Вот в этой отчаянной обстановке мая 1875 года Оренбургский генерал-губернатор и наказной атаман УКВ придумали новый план, как изменить отношение военного министерства к вопросу о ссылке. План был совершенно секретный, никогда не обсуждался в переписке. О нём можно лишь догадываться. Единственным найденным мной свидетельством этого плана является сфабрикованный рапорт атамана Уральского отдела УКВ полковника М.Т. Темникова от 23 мая 1875 года (смотрите стр. 146-147). Этот рапорт доносит наказному атаману о преступлениях, совершенных конкретными казаками в процессе подготовки к грядущим летним учебным сборам, на основании чего Уральская администрация начала  готовиться к предстоящим сборам в твёрдом убеждении, что будут беспорядки. К концу мая у администрации уже были “доказательства” того, что казаки, под воздействием старообрядцев, готовятся к массовым протестам. Массовым до такой степени, что возможности арестантских рот принять всех виновных в будущих беспорядках (как положено по закону) будут недостаточными, а потому нужны будут какие-то экстренные меры для наказания виновных, и единственной приемлемой мерой наказания была опять-таки ссылка. В главе “Суды неправедные”, на стр. 186-187, приведены доводы, почему казаки, упомянутые в данном рапорте, не могли принимать участия в описанных событиях, а значит и сами события были выдуманы полковником М.Т. Темниковым. Зачем нужно было писать фальшивый рапорт, если не для прикрытия и оправдания будущего террора, из чего можно предположить, что события лета 1875 года если и были провокацией, то не столько старообрядцев, которых обвиняют в разжигании бунта, сколько Уральской и Оренбургской администраций. Этот бунт, как ни кощунственно это звучит, был нужен в первую очередь Оренбургскому генерал-губернатору, ну а также его правой руке, наказному атаману УКВ.

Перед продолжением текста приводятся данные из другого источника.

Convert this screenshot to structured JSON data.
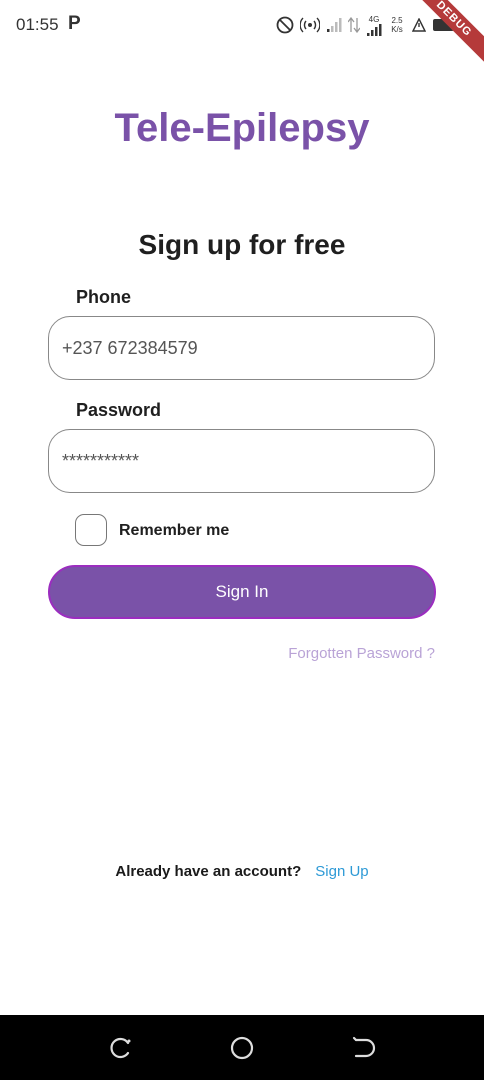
{
  "status_bar": {
    "time": "01:55",
    "network": "4G",
    "speed_value": "2.5",
    "speed_unit": "K/s"
  },
  "debug_banner": "DEBUG",
  "app": {
    "title": "Tele-Epilepsy",
    "accent_color": "#7a52a8"
  },
  "form": {
    "heading": "Sign up for free",
    "phone_label": "Phone",
    "phone_value": "+237 672384579",
    "password_label": "Password",
    "password_value": "***********",
    "remember_label": "Remember me",
    "remember_checked": false,
    "submit_label": "Sign In",
    "forgot_label": "Forgotten Password ?"
  },
  "footer": {
    "account_text": "Already have an account?",
    "signup_label": "Sign Up",
    "link_color": "#2e9ad6"
  },
  "nav_bar": {
    "icons": [
      "recent-apps-icon",
      "home-icon",
      "back-icon"
    ]
  }
}
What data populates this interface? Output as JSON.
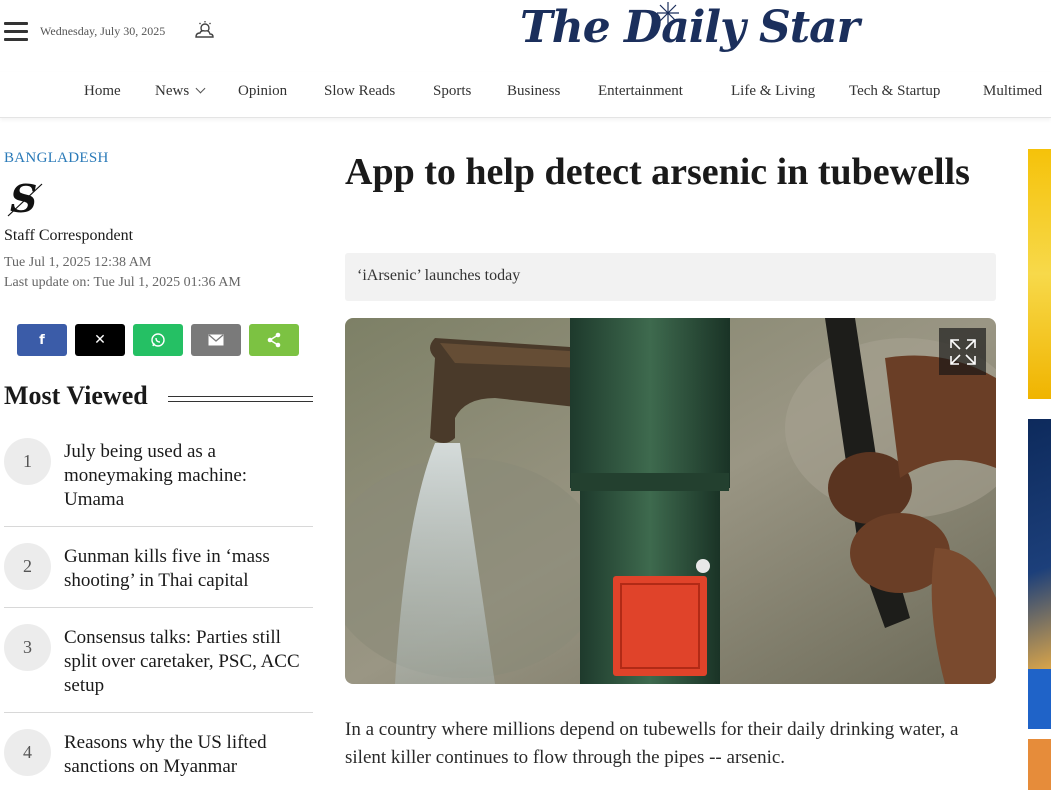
{
  "header": {
    "date": "Wednesday, July 30, 2025",
    "logo_text": "The Daily Star",
    "weather_icon": "cloud-sun-icon",
    "brand_color": "#1b2f5c"
  },
  "nav": {
    "items": [
      {
        "label": "Home"
      },
      {
        "label": "News",
        "has_dropdown": true
      },
      {
        "label": "Opinion"
      },
      {
        "label": "Slow Reads"
      },
      {
        "label": "Sports"
      },
      {
        "label": "Business"
      },
      {
        "label": "Entertainment"
      },
      {
        "label": "Life & Living"
      },
      {
        "label": "Tech & Startup"
      },
      {
        "label": "Multimed"
      }
    ]
  },
  "article": {
    "category": "BANGLADESH",
    "author": "Staff Correspondent",
    "published": "Tue Jul 1, 2025 12:38 AM",
    "updated": "Last update on: Tue Jul 1, 2025 01:36 AM",
    "headline": "App to help detect arsenic in tubewells",
    "subhead": "‘iArsenic’ launches today",
    "body": "In a country where millions depend on tubewells for their daily drinking water, a silent killer continues to flow through the pipes -- arsenic.",
    "category_color": "#2a7ab8"
  },
  "share": [
    {
      "name": "facebook",
      "glyph": "f",
      "color": "#3b5ca8"
    },
    {
      "name": "x",
      "glyph": "𝕏",
      "color": "#000000"
    },
    {
      "name": "whatsapp",
      "glyph": "✆",
      "color": "#25c064"
    },
    {
      "name": "email",
      "glyph": "✉",
      "color": "#7a7a7a"
    },
    {
      "name": "share",
      "glyph": "⋖",
      "color": "#7cc242"
    }
  ],
  "most_viewed": {
    "title": "Most Viewed",
    "items": [
      {
        "rank": "1",
        "title": "July being used as a moneymaking machine: Umama"
      },
      {
        "rank": "2",
        "title": "Gunman kills five in ‘mass shooting’ in Thai capital"
      },
      {
        "rank": "3",
        "title": "Consensus talks: Parties still split over caretaker, PSC, ACC setup"
      },
      {
        "rank": "4",
        "title": "Reasons why the US lifted sanctions on Myanmar"
      }
    ]
  }
}
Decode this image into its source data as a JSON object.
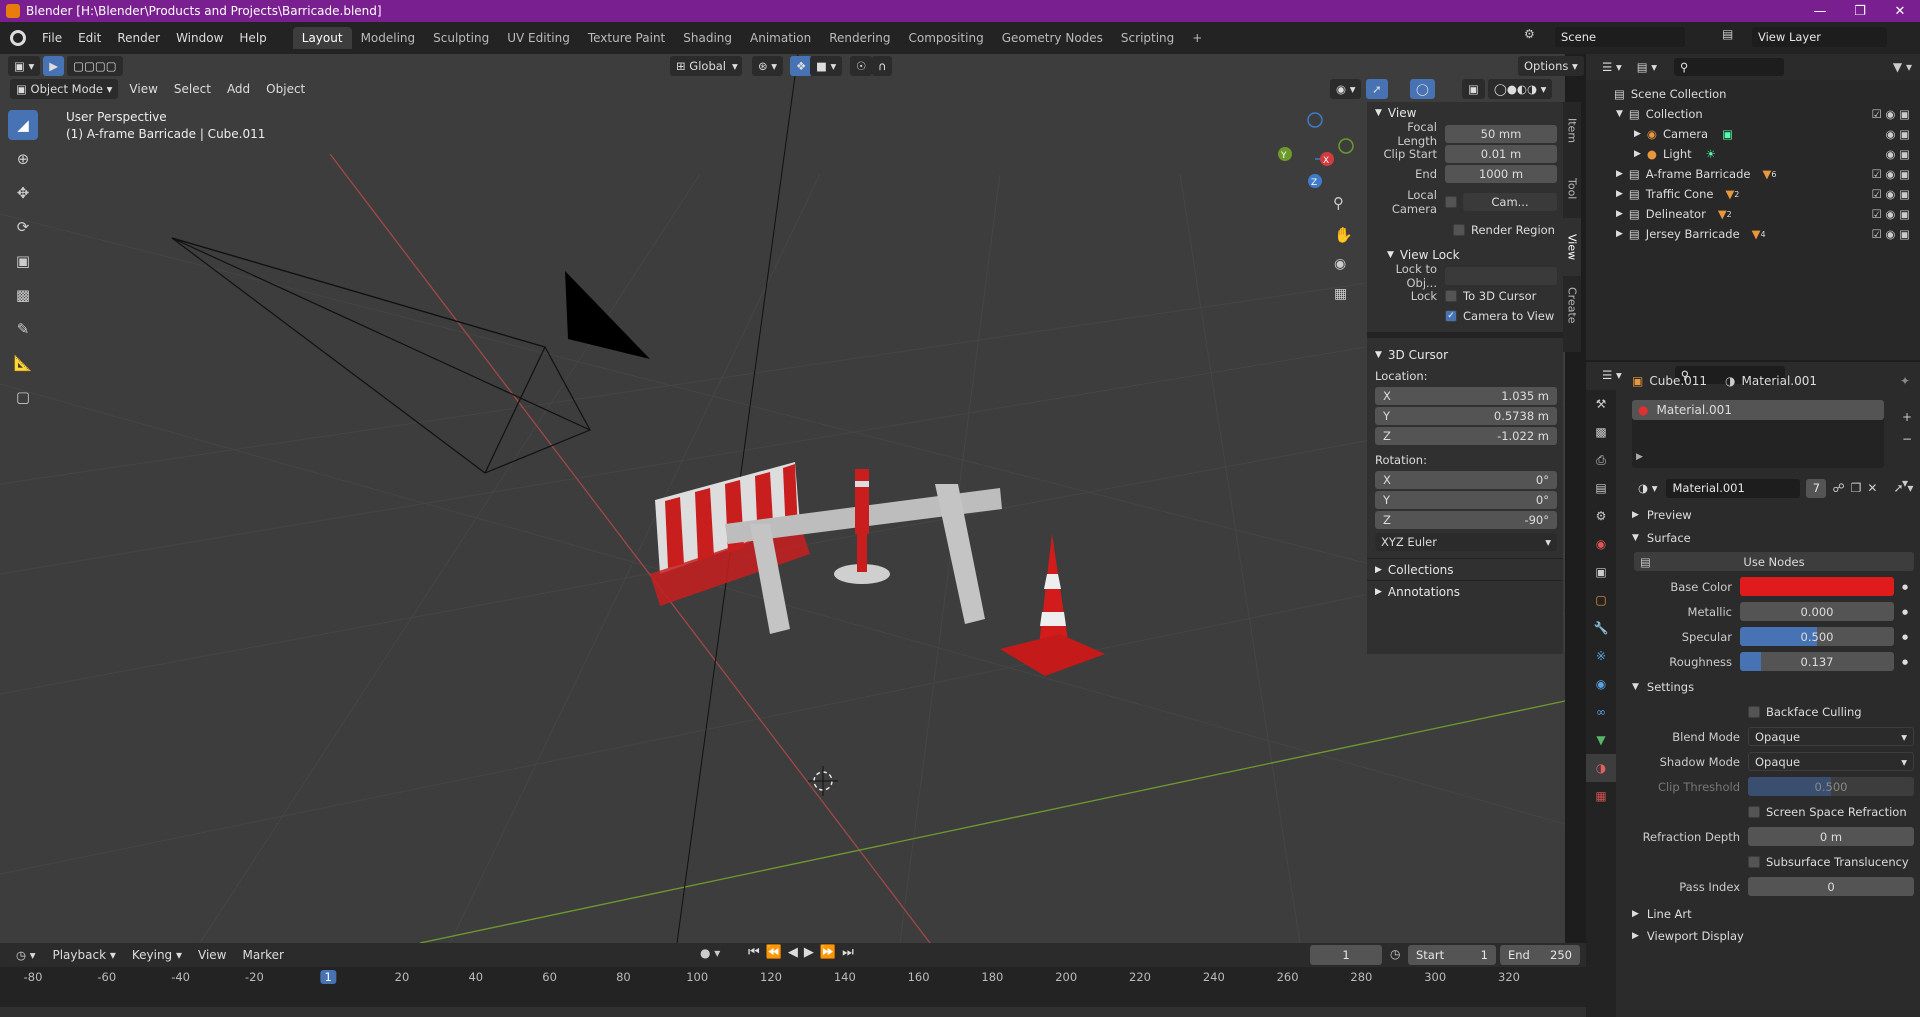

Механизмы, задействованные администрацией, не были описаны в архивных документах, но воспоминания моего родственника Ферапонта Илларионовича Толстова (единственного из сосланных уральцев, сумевшего поделиться своим опытом ссылки с общественностью в условиях царской России), проливают свет на этот неизвестный аспект событий. Семья Толстовых готовилась к военным сборам. В них должен был принимать участие лишь один из пяти братьев, Павел, в то время как все остальные занимались текущими делами, в частности, Ферапонт был занят на сенокосе. Сам он протестовать против НВП не собирался, наоборот, он планировал поступить на службу в учебную сотню. То, как он описывает арест своего отца и свой собственный (смотрите стр. 142), подтверждает мои догадки, что людей арестовывали не потому, что они сделали что-то “не то”, а “просто так” (или потому что кем-то где-то было решено, что именно эти люди дожны быть арестованы). Семья Толстовых была уважаемой, зажиточной, старинной. Дядя Ферапонта, Тимофей Тимофеевич Толстов, уже упоминался в этой книге на стр. 117, как человек, пользующийся общественным доверием. Год спустя после событий 1874 года атаман отдела, приехавший в станицу, якобы, с предложением И.Т. Толстому стать хозяйственным  депутатом,  нарочно воспользовался старым трюком - “подпиской” - чтобы спровоцировать Иллариона Тимофеевича на отказ “подписаться” под какой-то бумагой. В свете прошлогодних событий такой метод общения с войском не может не казаться целенаправленной провокацией. “Подписки”, как провокационный трюк, были очень эффективны в УКВ, и скорее всего, это был излюбленный приём администрации для отбора “неблагонадёжных”. В многочисленных прошениях мне не довелось встретить ни одной другой причины ареста: все казаки жаловались на то, что их сослали за неподписание каких-то листов. Учитывая тот факт, что самой большой подозрительностью к бумагам и подписям страдают староверы-беспоповцы, то неудивительно, что самой большое количество арестованных оказалось “часовенным”, что служило государственным задачам по очистке УКВ от староверов-радикалов.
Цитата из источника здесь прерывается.